Ron Mazumder of Janssen Diagnostics discusses how laboratory developed tests offer pharma an opportunity and comments on how risk can be minimized and how they could be used alongside in vitro diagnostics.
Laboratory developed tests (LDTs) have proliferated throughout the diagnostics industry and the centralized reference lab has become a significant channel through which certain content can be delivered. Because these LDTs have not historically been subject to the same regulations as in vitro diagnostic tests submitted to the FDA, many LDTs may not have undergone rigorous analytical and clinical validation, potentially leading to precision and accuracy issues. Indeed, a recent external quality assessment has shown that, among 59 laboratories in Europe which used their own preferred method for DNA isolation and mutation analysis, only 69 per cent of laboratories correctly identified KRAS mutational status in all ten samples used in the assessment1. This situation has led to the 2008 filing of a citizen petition by Genentech to the FDA considering implementation of a risk-based oversight of LDTs3, and numerous comments by diagnostics manufacturers on the companion diagnostics draft guidance issued in 2011.

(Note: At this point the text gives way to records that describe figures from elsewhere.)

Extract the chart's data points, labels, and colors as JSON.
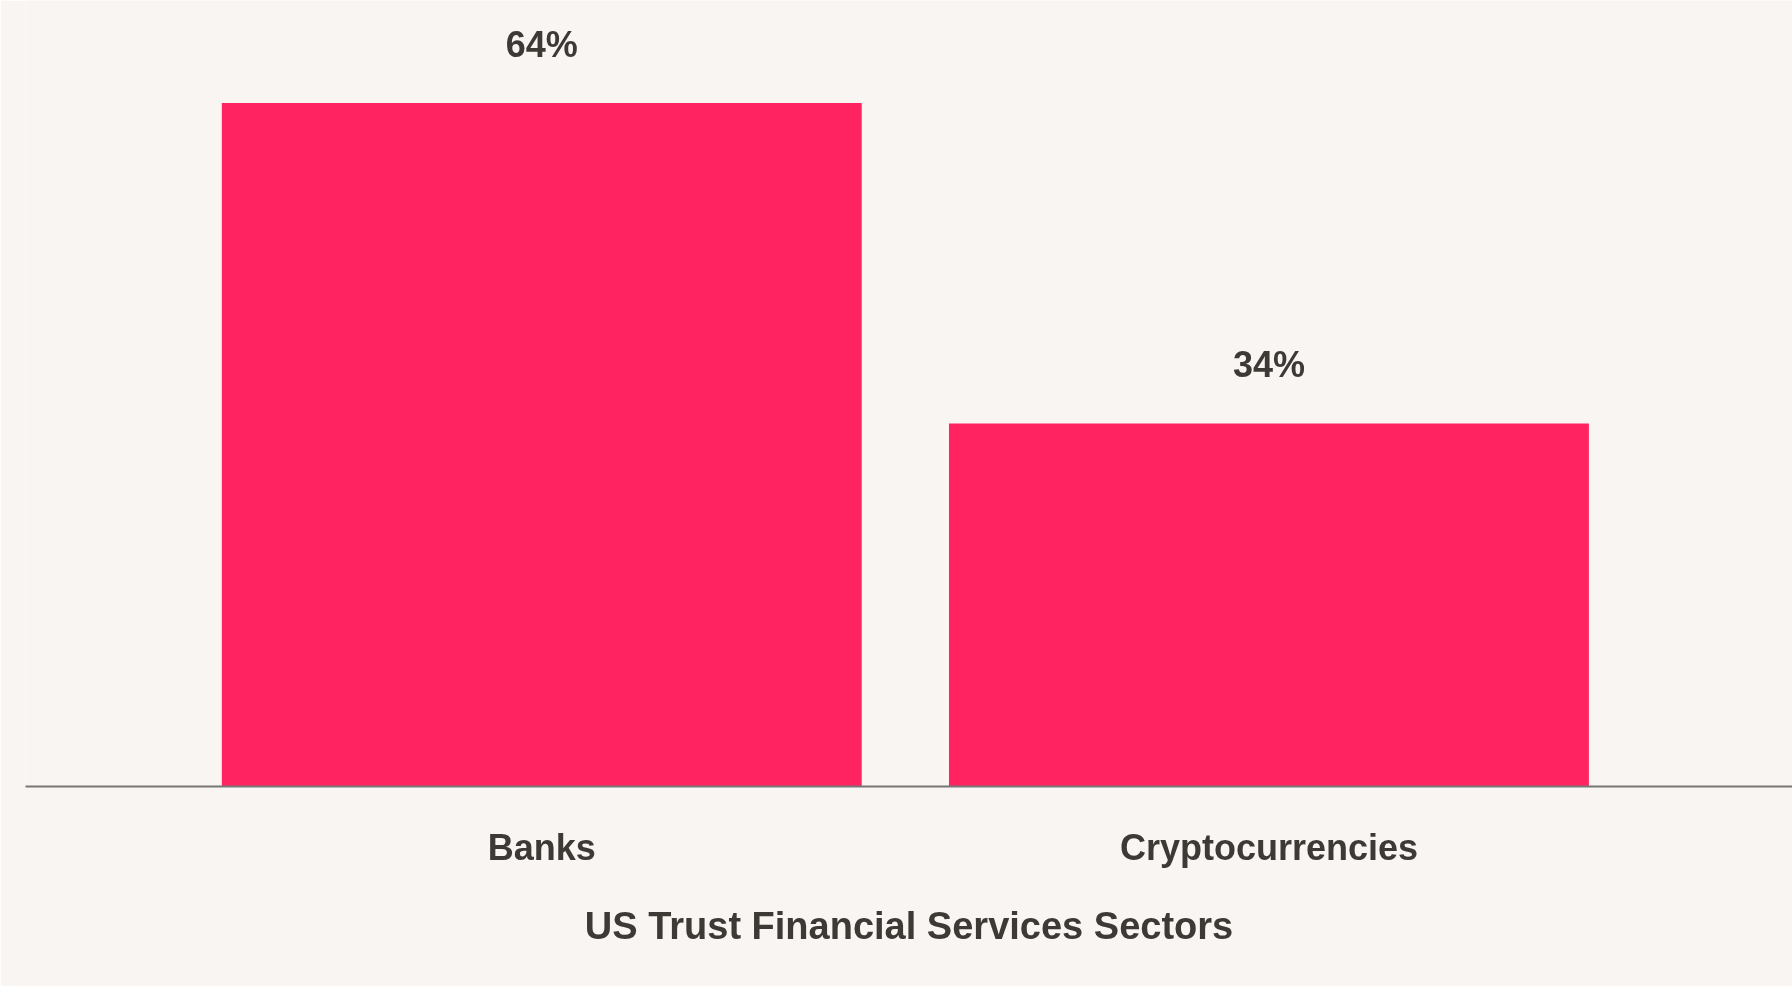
{
  "chart_data": {
    "type": "bar",
    "xlabel": "US Trust Financial Services Sectors",
    "categories": [
      "Banks",
      "Cryptocurrencies"
    ],
    "values": [
      64,
      34
    ],
    "value_labels": [
      "64%",
      "34%"
    ],
    "color": "#ff2361"
  }
}
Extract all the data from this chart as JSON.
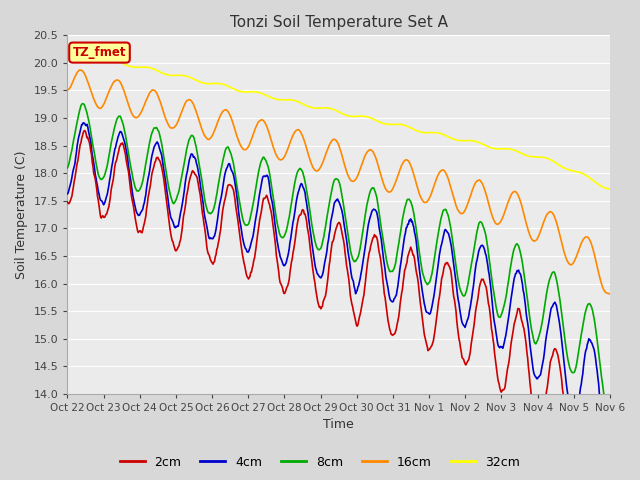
{
  "title": "Tonzi Soil Temperature Set A",
  "xlabel": "Time",
  "ylabel": "Soil Temperature (C)",
  "ylim": [
    14.0,
    20.5
  ],
  "yticks": [
    14.0,
    14.5,
    15.0,
    15.5,
    16.0,
    16.5,
    17.0,
    17.5,
    18.0,
    18.5,
    19.0,
    19.5,
    20.0,
    20.5
  ],
  "xtick_labels": [
    "Oct 22",
    "Oct 23",
    "Oct 24",
    "Oct 25",
    "Oct 26",
    "Oct 27",
    "Oct 28",
    "Oct 29",
    "Oct 30",
    "Oct 31",
    "Nov 1",
    "Nov 2",
    "Nov 3",
    "Nov 4",
    "Nov 5",
    "Nov 6"
  ],
  "colors": {
    "2cm": "#cc0000",
    "4cm": "#0000cc",
    "8cm": "#00aa00",
    "16cm": "#ff8800",
    "32cm": "#ffff00"
  },
  "legend_label": "TZ_fmet",
  "legend_box_facecolor": "#ffff99",
  "legend_box_edgecolor": "#cc0000",
  "background_color": "#d8d8d8",
  "plot_bg_color": "#ebebeb",
  "grid_color": "#ffffff",
  "line_width": 1.2
}
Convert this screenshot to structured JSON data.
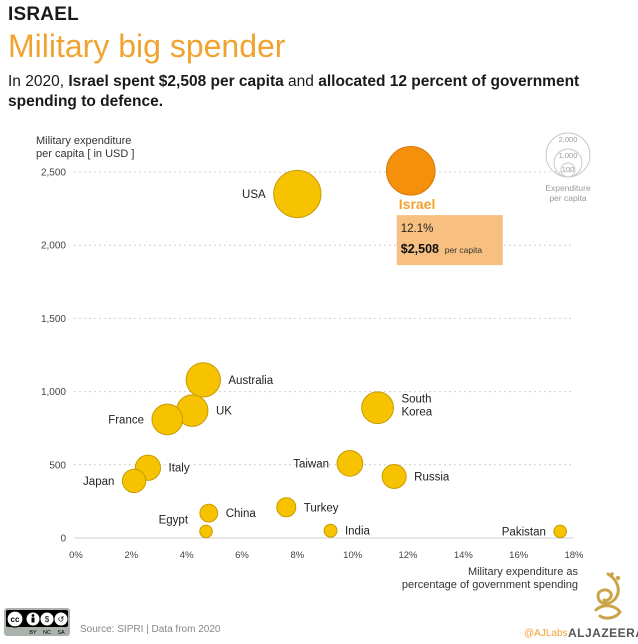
{
  "header": {
    "kicker": "ISRAEL",
    "headline": "Military big spender",
    "subtitle_parts": [
      {
        "text": "In 2020, ",
        "bold": false
      },
      {
        "text": "Israel spent $2,508 per capita",
        "bold": true
      },
      {
        "text": " and ",
        "bold": false
      },
      {
        "text": "allocated 12 percent of government spending to defence.",
        "bold": true
      }
    ]
  },
  "chart_data": {
    "type": "scatter",
    "ylabel_lines": [
      "Military expenditure",
      "per capita [ in USD ]"
    ],
    "xlabel_lines": [
      "Military expenditure as",
      "percentage of government spending"
    ],
    "xlim": [
      0,
      18
    ],
    "ylim": [
      0,
      2500
    ],
    "x_ticks": [
      0,
      2,
      4,
      6,
      8,
      10,
      12,
      14,
      16,
      18
    ],
    "x_tick_labels": [
      "0%",
      "2%",
      "4%",
      "6%",
      "8%",
      "10%",
      "12%",
      "14%",
      "16%",
      "18%"
    ],
    "y_ticks": [
      0,
      500,
      1000,
      1500,
      2000,
      2500
    ],
    "y_tick_labels": [
      "0",
      "500",
      "1,000",
      "1,500",
      "2,000",
      "2,500"
    ],
    "points": [
      {
        "name": "Israel",
        "x": 12.1,
        "y": 2508,
        "highlight": true,
        "label_side": "below"
      },
      {
        "name": "USA",
        "x": 8.0,
        "y": 2350,
        "label_side": "left"
      },
      {
        "name": "Australia",
        "x": 4.6,
        "y": 1080,
        "label_side": "right"
      },
      {
        "name": "UK",
        "x": 4.2,
        "y": 870,
        "label_side": "right"
      },
      {
        "name": "France",
        "x": 3.3,
        "y": 810,
        "label_side": "left"
      },
      {
        "name": "South Korea",
        "x": 10.9,
        "y": 890,
        "label_side": "right2"
      },
      {
        "name": "Italy",
        "x": 2.6,
        "y": 480,
        "label_side": "right"
      },
      {
        "name": "Japan",
        "x": 2.1,
        "y": 390,
        "label_side": "left"
      },
      {
        "name": "Taiwan",
        "x": 9.9,
        "y": 510,
        "label_side": "left"
      },
      {
        "name": "Russia",
        "x": 11.5,
        "y": 420,
        "label_side": "right"
      },
      {
        "name": "Turkey",
        "x": 7.6,
        "y": 210,
        "label_side": "right"
      },
      {
        "name": "China",
        "x": 4.8,
        "y": 170,
        "label_side": "right"
      },
      {
        "name": "Egypt",
        "x": 4.7,
        "y": 45,
        "label_side": "upleft"
      },
      {
        "name": "India",
        "x": 9.2,
        "y": 50,
        "label_side": "right"
      },
      {
        "name": "Pakistan",
        "x": 17.5,
        "y": 45,
        "label_side": "left"
      }
    ],
    "callout": {
      "pct": "12.1%",
      "value": "$2,508",
      "unit": "per capita"
    },
    "size_legend": {
      "values": [
        "2,000",
        "1,000",
        "100"
      ],
      "caption_lines": [
        "Expenditure",
        "per capita"
      ]
    }
  },
  "footer": {
    "cc_badges": [
      "BY",
      "NC",
      "SA"
    ],
    "source": "Source: SIPRI | Data from 2020",
    "credit": "@AJLabs",
    "brand": "ALJAZEERA"
  },
  "colors": {
    "accent": "#f0a330",
    "bubble": "#f7c200",
    "bubble_stroke": "#c79c00",
    "highlight": "#f5900b",
    "highlight_stroke": "#d8770a",
    "callout_bg": "#f7bf80"
  }
}
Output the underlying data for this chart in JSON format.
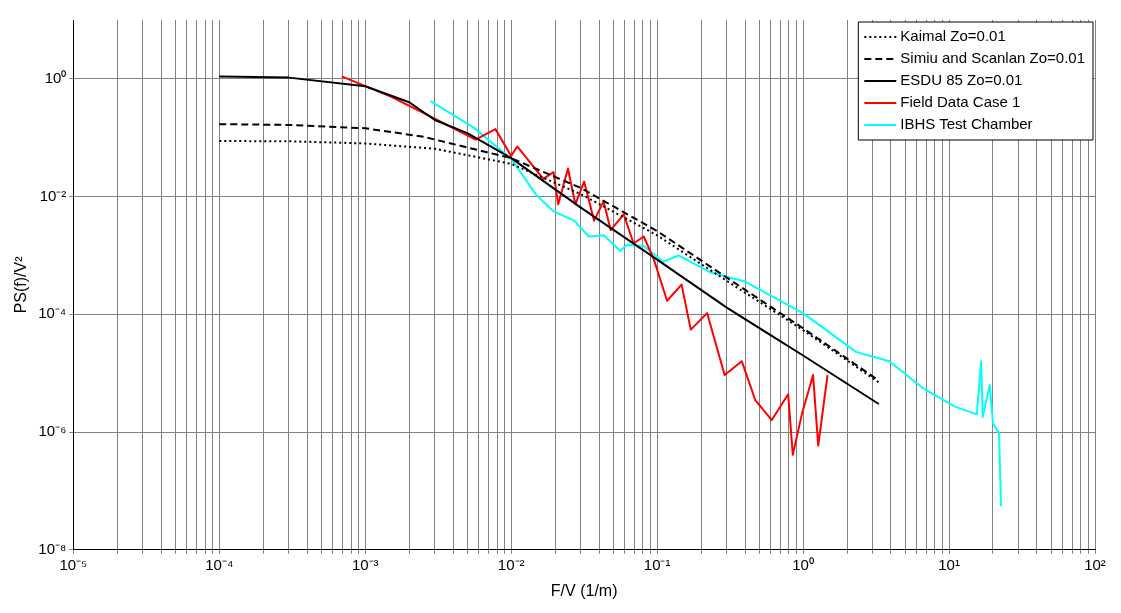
{
  "chart_data": {
    "type": "line",
    "xlabel": "F/V (1/m)",
    "ylabel": "PS(f)/V²",
    "log": "xy",
    "grid": true,
    "legend": "top right",
    "marker": "none",
    "xlim": [
      1e-05,
      100
    ],
    "ylim": [
      1e-08,
      10
    ],
    "xticks": [
      {
        "value": 1e-05,
        "label": "10⁻⁵"
      },
      {
        "value": 2e-05,
        "label": null
      },
      {
        "value": 3e-05,
        "label": null
      },
      {
        "value": 4e-05,
        "label": null
      },
      {
        "value": 5e-05,
        "label": null
      },
      {
        "value": 6e-05,
        "label": null
      },
      {
        "value": 7e-05,
        "label": null
      },
      {
        "value": 8e-05,
        "label": null
      },
      {
        "value": 9e-05,
        "label": null
      },
      {
        "value": 0.0001,
        "label": "10⁻⁴"
      },
      {
        "value": 0.0002,
        "label": null
      },
      {
        "value": 0.0003,
        "label": null
      },
      {
        "value": 0.0004,
        "label": null
      },
      {
        "value": 0.0005,
        "label": null
      },
      {
        "value": 0.0006,
        "label": null
      },
      {
        "value": 0.0007,
        "label": null
      },
      {
        "value": 0.0008,
        "label": null
      },
      {
        "value": 0.0009,
        "label": null
      },
      {
        "value": 0.001,
        "label": "10⁻³"
      },
      {
        "value": 0.002,
        "label": null
      },
      {
        "value": 0.003,
        "label": null
      },
      {
        "value": 0.004,
        "label": null
      },
      {
        "value": 0.005,
        "label": null
      },
      {
        "value": 0.006,
        "label": null
      },
      {
        "value": 0.007,
        "label": null
      },
      {
        "value": 0.008,
        "label": null
      },
      {
        "value": 0.009,
        "label": null
      },
      {
        "value": 0.01,
        "label": "10⁻²"
      },
      {
        "value": 0.02,
        "label": null
      },
      {
        "value": 0.03,
        "label": null
      },
      {
        "value": 0.04,
        "label": null
      },
      {
        "value": 0.05,
        "label": null
      },
      {
        "value": 0.06,
        "label": null
      },
      {
        "value": 0.07,
        "label": null
      },
      {
        "value": 0.08,
        "label": null
      },
      {
        "value": 0.09,
        "label": null
      },
      {
        "value": 0.1,
        "label": "10⁻¹"
      },
      {
        "value": 0.2,
        "label": null
      },
      {
        "value": 0.3,
        "label": null
      },
      {
        "value": 0.4,
        "label": null
      },
      {
        "value": 0.5,
        "label": null
      },
      {
        "value": 0.6,
        "label": null
      },
      {
        "value": 0.7,
        "label": null
      },
      {
        "value": 0.8,
        "label": null
      },
      {
        "value": 0.9,
        "label": null
      },
      {
        "value": 1,
        "label": "10⁰"
      },
      {
        "value": 2,
        "label": null
      },
      {
        "value": 3,
        "label": null
      },
      {
        "value": 4,
        "label": null
      },
      {
        "value": 5,
        "label": null
      },
      {
        "value": 6,
        "label": null
      },
      {
        "value": 7,
        "label": null
      },
      {
        "value": 8,
        "label": null
      },
      {
        "value": 9,
        "label": null
      },
      {
        "value": 10,
        "label": "10¹"
      },
      {
        "value": 20,
        "label": null
      },
      {
        "value": 30,
        "label": null
      },
      {
        "value": 40,
        "label": null
      },
      {
        "value": 50,
        "label": null
      },
      {
        "value": 60,
        "label": null
      },
      {
        "value": 70,
        "label": null
      },
      {
        "value": 80,
        "label": null
      },
      {
        "value": 90,
        "label": null
      },
      {
        "value": 100,
        "label": "10²"
      }
    ],
    "yticks": [
      {
        "value": 1e-08,
        "label": "10⁻⁸"
      },
      {
        "value": 1e-06,
        "label": "10⁻⁶"
      },
      {
        "value": 0.0001,
        "label": "10⁻⁴"
      },
      {
        "value": 0.01,
        "label": "10⁻²"
      },
      {
        "value": 1,
        "label": "10⁰"
      }
    ],
    "series": [
      {
        "name": "Kaimal Zo=0.01",
        "color": "#000000",
        "line_style": "dotted",
        "x": [
          0.0001,
          0.0003,
          0.001,
          0.003,
          0.01,
          0.03,
          0.1,
          0.3,
          1,
          3.3
        ],
        "values": [
          0.088,
          0.087,
          0.08,
          0.065,
          0.036,
          0.011,
          0.0022,
          0.00037,
          5.4e-05,
          7e-06
        ]
      },
      {
        "name": "Simiu and Scanlan Zo=0.01",
        "color": "#000000",
        "line_style": "dashed",
        "x": [
          0.0001,
          0.0003,
          0.001,
          0.0025,
          0.01,
          0.03,
          0.1,
          0.3,
          1,
          3.3
        ],
        "values": [
          0.17,
          0.165,
          0.145,
          0.104,
          0.045,
          0.014,
          0.0026,
          0.00042,
          5.8e-05,
          7.5e-06
        ]
      },
      {
        "name": "ESDU 85 Zo=0.01",
        "color": "#000000",
        "line_style": "solid",
        "x": [
          0.0001,
          0.0003,
          0.001,
          0.002,
          0.003,
          0.005,
          0.01,
          0.03,
          0.1,
          0.3,
          1,
          3.3
        ],
        "values": [
          1.1,
          1.05,
          0.75,
          0.4,
          0.2,
          0.12,
          0.045,
          0.0065,
          0.00085,
          0.00013,
          2e-05,
          3e-06
        ]
      },
      {
        "name": "Field Data Case 1",
        "color": "#ff0000",
        "line_style": "solid",
        "x": [
          0.00069,
          0.0015,
          0.0029,
          0.0057,
          0.0078,
          0.01,
          0.011,
          0.0166,
          0.0195,
          0.021,
          0.0245,
          0.0275,
          0.0316,
          0.037,
          0.043,
          0.048,
          0.059,
          0.069,
          0.081,
          0.095,
          0.117,
          0.147,
          0.17,
          0.22,
          0.29,
          0.38,
          0.47,
          0.61,
          0.79,
          0.85,
          0.98,
          1.17,
          1.27,
          1.47
        ],
        "values": [
          1.1,
          0.5,
          0.22,
          0.093,
          0.14,
          0.049,
          0.071,
          0.02,
          0.026,
          0.0074,
          0.03,
          0.0074,
          0.018,
          0.0039,
          0.0083,
          0.0027,
          0.005,
          0.0016,
          0.0021,
          0.00085,
          0.00017,
          0.00032,
          5.5e-05,
          0.000105,
          9.3e-06,
          1.6e-05,
          3.5e-06,
          1.6e-06,
          4.4e-06,
          4.1e-07,
          2e-06,
          9.3e-06,
          5.9e-07,
          9.3e-06
        ]
      },
      {
        "name": "IBHS Test Chamber",
        "color": "#00ffff",
        "line_style": "solid",
        "x": [
          0.0028,
          0.0055,
          0.01,
          0.0148,
          0.0195,
          0.027,
          0.034,
          0.043,
          0.056,
          0.062,
          0.081,
          0.11,
          0.14,
          0.23,
          0.4,
          1,
          2.3,
          3.9,
          6.6,
          11,
          15.5,
          16.6,
          17,
          19,
          20,
          22,
          22.7
        ],
        "values": [
          0.42,
          0.15,
          0.044,
          0.0108,
          0.0056,
          0.0039,
          0.0021,
          0.0022,
          0.0012,
          0.0015,
          0.00145,
          0.00078,
          0.001,
          0.00052,
          0.00036,
          0.000105,
          2.3e-05,
          1.6e-05,
          5.6e-06,
          2.7e-06,
          2e-06,
          1.6e-05,
          1.8e-06,
          6.3e-06,
          1.4e-06,
          9.6e-07,
          5.5e-08
        ]
      }
    ]
  }
}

If the playing field were leveled and LDTs were submitted to the FDA through the pre-market approval (PMA) process (or whatever classification is appropriate, given the risk), there could be several advantages for pharmaceutical developers. First, because the design verification and manufacturing validation timelines are typically shorter for a LDT relative to what is required for a disseminated kit, predictive biomarkers identified late in therapeutic clinical development could still be implemented as an Investigational Use Only (IUO) device at the start of Phase 3. Second, the LDT PMA could eventually be incorporated into a disseminated kit format (i.e., tech transfer), offering a larger commercial channel at drug launch.
How could such forces alter the diagnostics landscape? Some large diagnostics companies may embrace multi-faceted approaches (LDT and kit) to deliver diagnostic information. The flexibility offered by such approaches would not be lost on pharmaceutical developers requiring a companion diagnostic.
1The Oncologist, 2011,16:467
About the Author
Ron Mazumder obtained his B.A. from The Johns Hopkins University, his PhD from the University of Maryland and his MBA from Lehigh University. He worked for Gen-Probe, Axys Pharmaceuticals and Motorola, developing genomics technologies. Ron joined Johnson & Johnson (Veridex) in 2003 and led feasibility research for molecular diagnostics programs and managed technology and biomarker partnerships. In 2008, he joined Merck as a Senior Director and Biomarker Leader in external discovery, where he was responsible for the development and execution of (pharmacodynamic and predictive) biomarker plans in support of lead optimization and clinical candidates, and also managed external collaborations and technology evaluations. Ron rejoined Johnson & Johnson in 2010 and is currently Global Head of Research and Product Development for Janssen Diagnostics in the Janssen pharmaceutical companies of Johnson and Johnson. He is accountable for all aspects of the development of companion and complementary diagnostics needed to support the therapeutic pipeline, including selection of platforms and partners, oversight of diagnostic development, support of IDE, pre-IDE, PMA and 510k submissions and design of clinical trials for validation of predictive biomarkers. He is also engaged in the development of novel platforms and capabilities.